Q.6 - Using predict and residuals
shots_final$linpred <- predict(model1)
shots_final$resid <- residuals(model1, type = "deviance")
ggplot(data = shots_final, aes(x = linpred, y = resid)) +
geom_point()
Only a finite number of predicted values and a finite number of residuals. This is because all of our predictors are categorical and our outcomes are only 0 or 1.
Q.7 - Plot residuals
names(shots_final)
## [1] "is_goal" "from_box" "situation" "side" "fast_break"

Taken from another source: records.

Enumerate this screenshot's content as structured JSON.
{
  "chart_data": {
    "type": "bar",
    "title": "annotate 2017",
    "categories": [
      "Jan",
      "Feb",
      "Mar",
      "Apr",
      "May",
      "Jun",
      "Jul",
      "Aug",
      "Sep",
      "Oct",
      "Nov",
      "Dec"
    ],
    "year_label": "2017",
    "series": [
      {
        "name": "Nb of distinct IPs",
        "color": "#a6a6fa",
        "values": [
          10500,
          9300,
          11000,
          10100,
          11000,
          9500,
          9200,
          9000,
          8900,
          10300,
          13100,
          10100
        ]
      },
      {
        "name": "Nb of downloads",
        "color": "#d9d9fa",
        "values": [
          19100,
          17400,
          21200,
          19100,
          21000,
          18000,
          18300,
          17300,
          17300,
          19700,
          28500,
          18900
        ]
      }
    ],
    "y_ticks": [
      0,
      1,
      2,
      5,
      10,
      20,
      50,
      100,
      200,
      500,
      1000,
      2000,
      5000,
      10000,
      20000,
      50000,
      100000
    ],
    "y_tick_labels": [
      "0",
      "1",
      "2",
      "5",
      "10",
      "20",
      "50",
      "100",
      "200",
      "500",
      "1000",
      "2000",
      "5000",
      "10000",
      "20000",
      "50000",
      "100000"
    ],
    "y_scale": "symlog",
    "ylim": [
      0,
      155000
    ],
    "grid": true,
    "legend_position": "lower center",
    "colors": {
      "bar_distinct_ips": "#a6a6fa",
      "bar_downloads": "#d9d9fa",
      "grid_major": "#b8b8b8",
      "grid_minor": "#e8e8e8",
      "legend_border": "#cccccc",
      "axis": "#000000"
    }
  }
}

## [6] "time" "linpred" "resid"
p1 = ggplot(data = shots_final, aes(x = fast_break, y = resid)) + geom_boxplot()
p2 = ggplot(data = shots_final, aes(x = from_box, y = resid)) + geom_boxplot()
p3 =ggplot(data = shots_final, aes(x = situation, y = resid)) + geom_boxplot()
p4 = ggplot(data = shots_final, aes(x = side, y = resid)) + geom_boxplot()
grid.arrange(p1,p2,p3,p4, nrow = 2)
We hope to see that the residuals have similar distributions across the levels of the predictors. This is mostly true, apart from fast breaks.
Q.8 - Role of time.
shots_final%>%group_by(time)%>% summarise(proportion = mean(is_goal))%>%
ggplot(aes(x = time, y = proportion))+geom_point()
time_mod <- glm(formula = is_goal ~ time, family = "binomial", data = shots_final)
summary(time_mod)
##
## Call:
## glm(formula = is_goal ~ time, family = "binomial", data = shots_final)
##
## Deviance Residuals:
## Min 1Q Median 3Q Max
## -0.4804 -0.4673 -0.4574 -0.4464 2.1846
##
## Coefficients:
## Estimate Std. Error z value Pr(>|z|)
## (Intercept) -2.2897603 0.0150513 -152.130 < 2e-16 ***
## time 0.0018848 0.0002653 7.106 1.2e-12 ***
## ---
## Signif. codes: 0 '***' 0.001 '**' 0.01 '*' 0.05 '.' 0.1 ' ' 1
##
## (Dispersion parameter for binomial family taken to be 1)
##
## Null deviance: 147990 on 227451 degrees of freedom
## Residual deviance: 147940 on 227450 degrees of freedom
## AIC: 147944
##
## Number of Fisher Scoring iterations: 4
exp(0.0018848)
## [1] 1.001887
For every extra minute of time played the odds of scoring is increased by a factor of 1.001887.